The patch-clamp technique was used to investigate CFTR Cl^– channels in excised inside-out membrane patches from C127 cells stably expressing wild-type human CFTR (Cai & Sheppard, 2002). The pipette (external) solution contained 10 mM Cl^–, whereas the bath (internal) solution contained 147 mM Cl^–, PKA (75 nM) and ATP (0.3 mM) at 37 °C; voltage was -50 mV. Following the activation of CFTR Cl^– currents by cAMP-dependent phosphorylation, drugs were added to the intracellular solution. Nanomolar concentrations of Bengal Rose B (0.1-1 µM) stimulated CFTR Cl^– currents, whereas low micromolar concentrations of the drug (2-10 µM) inhibited CFTR. Bengal Rose B (0.1 µM) increased open probability (P_o) from 0.31 ± 0.06 to 0.40 ± 0.08 (means ± S.E.M., n = 5, P < 0.05, Student’s paired t test), but caused a small, but significant decrease in current amplitude (i; P < 0.05). To determine how Bengal Rose B increased P_o, we investigated the drug’s effects on gating kinetics using the QuB software suite (Cai & Sheppard, 2002). Bengal Rose B (0.1 µM) increased P_o by greatly prolonging mean burst duration (MBD) (control MBD = 116 ± 8 ms; Bengal Rose B MBD = 232 ± 30 ms; n = 4; P < 0.05) without significantly altering the inter-burst interval (IBI) (control IBI = 219 ± 19 ms; Bengal Rose B IBI = 307 ± 37 ms; n = 4; P > 0.05). However, the characteristics of channel block by Bengal Rose B differed from those of phloxine B. Inhibition of CFTR by phloxine is time independent. In contrast, during constant exposure to the drug, Bengal Rose B (2-10 µM) caused a progressive decrease of i until channel activity completely disappeared (n = 10).
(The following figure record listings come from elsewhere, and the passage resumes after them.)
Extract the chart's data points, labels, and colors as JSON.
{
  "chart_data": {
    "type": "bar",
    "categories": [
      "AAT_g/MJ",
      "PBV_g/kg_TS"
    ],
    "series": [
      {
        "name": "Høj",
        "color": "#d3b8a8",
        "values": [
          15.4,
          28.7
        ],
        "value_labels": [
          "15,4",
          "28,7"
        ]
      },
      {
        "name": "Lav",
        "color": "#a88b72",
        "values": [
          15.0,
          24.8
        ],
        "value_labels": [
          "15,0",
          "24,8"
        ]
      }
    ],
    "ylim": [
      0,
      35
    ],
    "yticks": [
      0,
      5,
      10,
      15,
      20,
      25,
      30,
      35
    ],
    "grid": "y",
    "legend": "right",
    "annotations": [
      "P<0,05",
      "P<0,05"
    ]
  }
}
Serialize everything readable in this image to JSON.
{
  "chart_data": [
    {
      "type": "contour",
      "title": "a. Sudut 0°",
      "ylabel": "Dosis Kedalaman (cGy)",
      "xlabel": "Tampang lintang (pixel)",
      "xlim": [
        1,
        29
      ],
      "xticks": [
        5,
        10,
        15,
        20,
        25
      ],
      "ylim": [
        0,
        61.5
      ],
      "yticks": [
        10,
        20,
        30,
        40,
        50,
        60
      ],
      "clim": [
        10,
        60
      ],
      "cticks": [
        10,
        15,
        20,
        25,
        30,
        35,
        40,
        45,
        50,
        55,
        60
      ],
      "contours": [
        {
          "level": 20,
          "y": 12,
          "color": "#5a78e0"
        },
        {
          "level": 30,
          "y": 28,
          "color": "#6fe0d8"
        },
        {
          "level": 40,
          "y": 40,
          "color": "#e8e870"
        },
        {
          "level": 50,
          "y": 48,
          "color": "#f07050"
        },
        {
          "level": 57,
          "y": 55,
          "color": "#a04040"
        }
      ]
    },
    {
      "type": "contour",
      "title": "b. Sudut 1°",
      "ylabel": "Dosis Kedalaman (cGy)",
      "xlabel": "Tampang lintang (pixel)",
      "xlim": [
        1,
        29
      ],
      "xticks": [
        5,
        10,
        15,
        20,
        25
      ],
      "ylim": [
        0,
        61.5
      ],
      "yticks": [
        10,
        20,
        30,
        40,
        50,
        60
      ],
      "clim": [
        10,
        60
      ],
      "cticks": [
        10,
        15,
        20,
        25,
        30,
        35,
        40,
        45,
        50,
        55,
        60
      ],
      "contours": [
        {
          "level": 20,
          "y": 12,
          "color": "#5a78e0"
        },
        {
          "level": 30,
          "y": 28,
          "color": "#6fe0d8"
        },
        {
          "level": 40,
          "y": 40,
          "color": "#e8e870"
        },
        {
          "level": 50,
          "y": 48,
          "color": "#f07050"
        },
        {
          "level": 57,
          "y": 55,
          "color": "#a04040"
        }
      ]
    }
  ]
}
We interpret these data to suggest that (i) Bengal Rose B interacts directly with CFTR at multiple sites to modulate channel activity; (ii) Bengal Rose B might stimulate CFTR by a similar mechanism to that of phloxine B; (iii) by modifying the residues at positions 2′,4′,5′,7′ of fluorescein, potent modulators of CFTR might be developed.

This work was supported by the CF Trust and NKRF.